To bring the drawers of the chiffonier to mamma was the joy and pride of my childhood, and there has been no change in my feelings for those little compartments since that time. They have always inspired me with the most tender respect; they are blended with the image of my mother and they recall to me her beautiful, skillful hands, ever busy manufacturing some pretty, useful article,—even to her last piece of embroidery which was a handkerchief for me.
In my seventeenth year, when we met great reverses—at that troubled time of which I will not speak here, but only mention because I have already, in preceding chapters, touched upon the matter—we had to face, for several months, the dreadful possibility of being obliged to part with our old home and all the precious things that it contained. At that time when I passed in review all the beloved memories and habits and mementoes that I would need to break with, one of my most agonizing thoughts was: “Never more will I be able to come and go in the ante-chamber where the chiffonier stands, nor never again be able to carry its precious little drawers to mamma.”

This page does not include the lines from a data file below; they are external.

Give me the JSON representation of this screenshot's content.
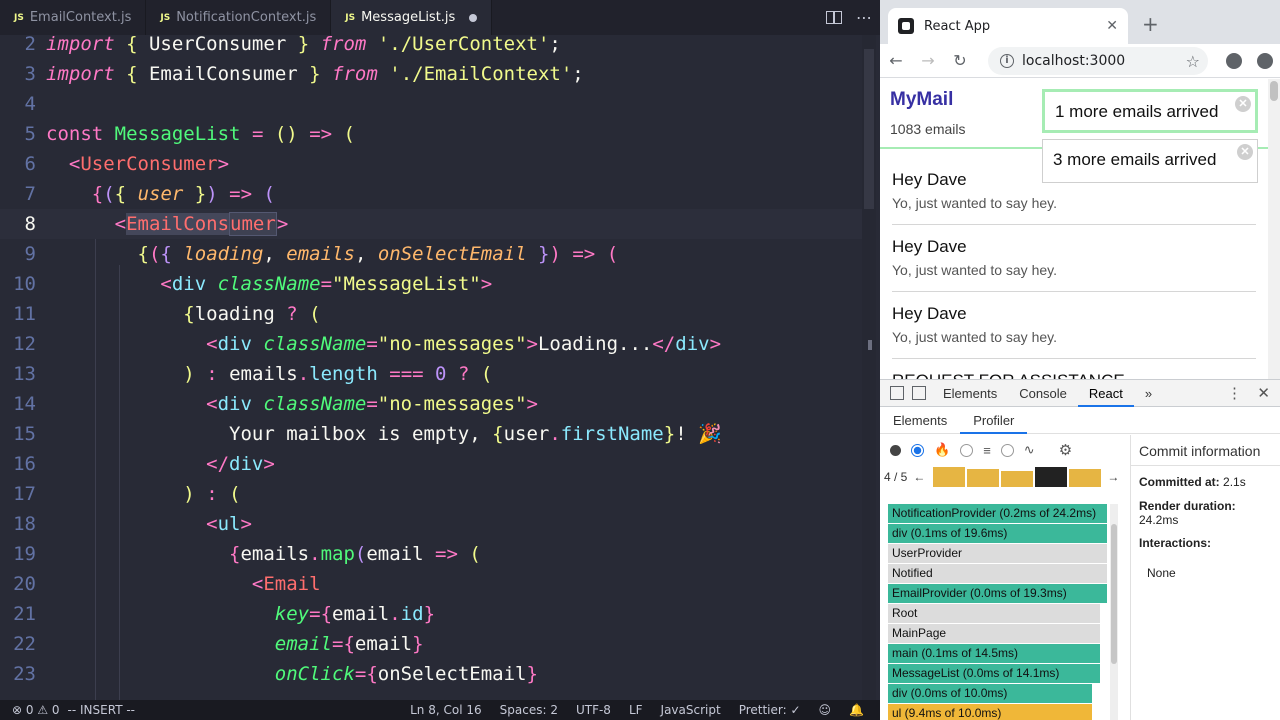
{
  "editor": {
    "tabs": [
      {
        "label": "EmailContext.js",
        "badge": "JS"
      },
      {
        "label": "NotificationContext.js",
        "badge": "JS"
      },
      {
        "label": "MessageList.js",
        "badge": "JS"
      }
    ],
    "status": {
      "errors": "0",
      "warnings": "0",
      "mode": "-- INSERT --",
      "position": "Ln 8, Col 16",
      "spaces": "Spaces: 2",
      "encoding": "UTF-8",
      "eol": "LF",
      "language": "JavaScript",
      "formatter": "Prettier: ✓"
    },
    "line_numbers": [
      "2",
      "3",
      "4",
      "5",
      "6",
      "7",
      "8",
      "9",
      "10",
      "11",
      "12",
      "13",
      "14",
      "15",
      "16",
      "17",
      "18",
      "19",
      "20",
      "21",
      "22",
      "23"
    ]
  },
  "browser": {
    "tab_title": "React App",
    "url": "localhost:3000",
    "app": {
      "brand": "MyMail",
      "email_count": "1083 emails",
      "toasts": [
        "1 more emails arrived",
        "3 more emails arrived"
      ],
      "emails": [
        {
          "subject": "Hey Dave",
          "preview": "Yo, just wanted to say hey."
        },
        {
          "subject": "Hey Dave",
          "preview": "Yo, just wanted to say hey."
        },
        {
          "subject": "Hey Dave",
          "preview": "Yo, just wanted to say hey."
        },
        {
          "subject": "REQUEST FOR ASSISTANCE",
          "preview": ""
        }
      ]
    },
    "devtools": {
      "tabs": [
        "Elements",
        "Console",
        "React"
      ],
      "more": "»",
      "sub_tabs": [
        "Elements",
        "Profiler"
      ],
      "commit_index": "4 / 5",
      "flame_rows": [
        {
          "label": "NotificationProvider (0.2ms of 24.2ms)",
          "kind": "teal"
        },
        {
          "label": "div (0.1ms of 19.6ms)",
          "kind": "teal"
        },
        {
          "label": "UserProvider",
          "kind": "grey"
        },
        {
          "label": "Notified",
          "kind": "grey"
        },
        {
          "label": "EmailProvider (0.0ms of 19.3ms)",
          "kind": "teal"
        },
        {
          "label": "Root",
          "kind": "grey"
        },
        {
          "label": "MainPage",
          "kind": "grey"
        },
        {
          "label": "main (0.1ms of 14.5ms)",
          "kind": "teal"
        },
        {
          "label": "MessageList (0.0ms of 14.1ms)",
          "kind": "teal"
        },
        {
          "label": "div (0.0ms of 10.0ms)",
          "kind": "teal"
        },
        {
          "label": "ul (9.4ms of 10.0ms)",
          "kind": "yellow"
        }
      ],
      "commit_info": {
        "title": "Commit information",
        "committed_label": "Committed at:",
        "committed_value": "2.1s",
        "render_label": "Render duration:",
        "render_value": "24.2ms",
        "interactions_label": "Interactions:",
        "interactions_value": "None"
      }
    }
  }
}
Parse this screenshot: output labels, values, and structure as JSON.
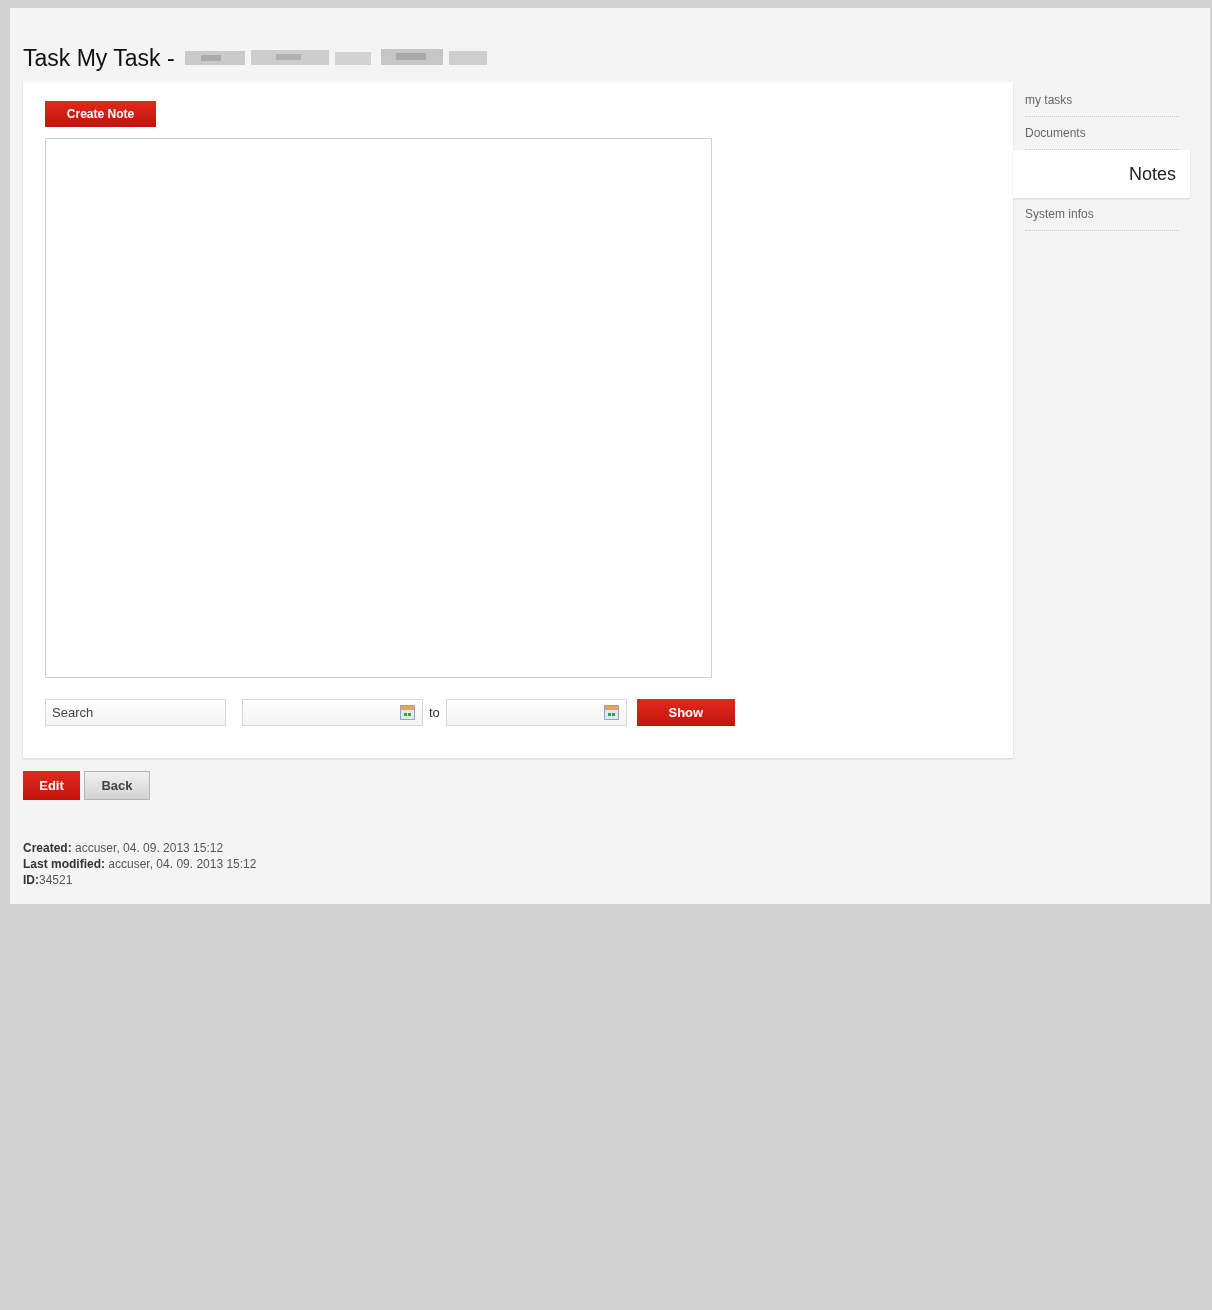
{
  "title": "Task My Task -",
  "create_button": "Create Note",
  "filter": {
    "search": {
      "placeholder": "Search"
    },
    "date_separator": "to",
    "show_button": "Show"
  },
  "actions": [
    "Edit",
    "Back"
  ],
  "sidebar": {
    "items": [
      {
        "label": "my tasks",
        "selected": false
      },
      {
        "label": "Documents",
        "selected": false
      },
      {
        "label": "Notes",
        "selected": true
      },
      {
        "label": "System infos",
        "selected": false
      }
    ]
  },
  "meta": [
    "**Created:** accuser, 04. 09. 2013 15:12",
    "**Last modified:** accuser, 04. 09. 2013 15:12",
    "**ID:**34521"
  ]
}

And her very old-fashioned work-basket that I had begged her not to discard, although it was much worn, with its little articles, needle books, receptacles for thimbles and screws for holding the embroidery frames! The thought that a time must surely come when the well-beloved hands that daily touch these things will touch them no more, fills me with so much sorrow that I am bereft of all courage and I struggle in vain against invading sad emotions. Let me hope that as long as I live it may remain as it is, that for so long it will be guarded with the sacredness of a relic; but to whom can I bequeath this heirloom with the assurance that it will be cherished? What will become of those poor little trifles that are so precious to me?
That work-basket belonging to my mother, and the little drawers of the old chiffonier are, I doubt not, the things that I will part with most regretfully when the time comes for me to go into the world.
Truly all of this is very puerile and childish, and I am ashamed of it;—and yet I am almost weeping as I write it.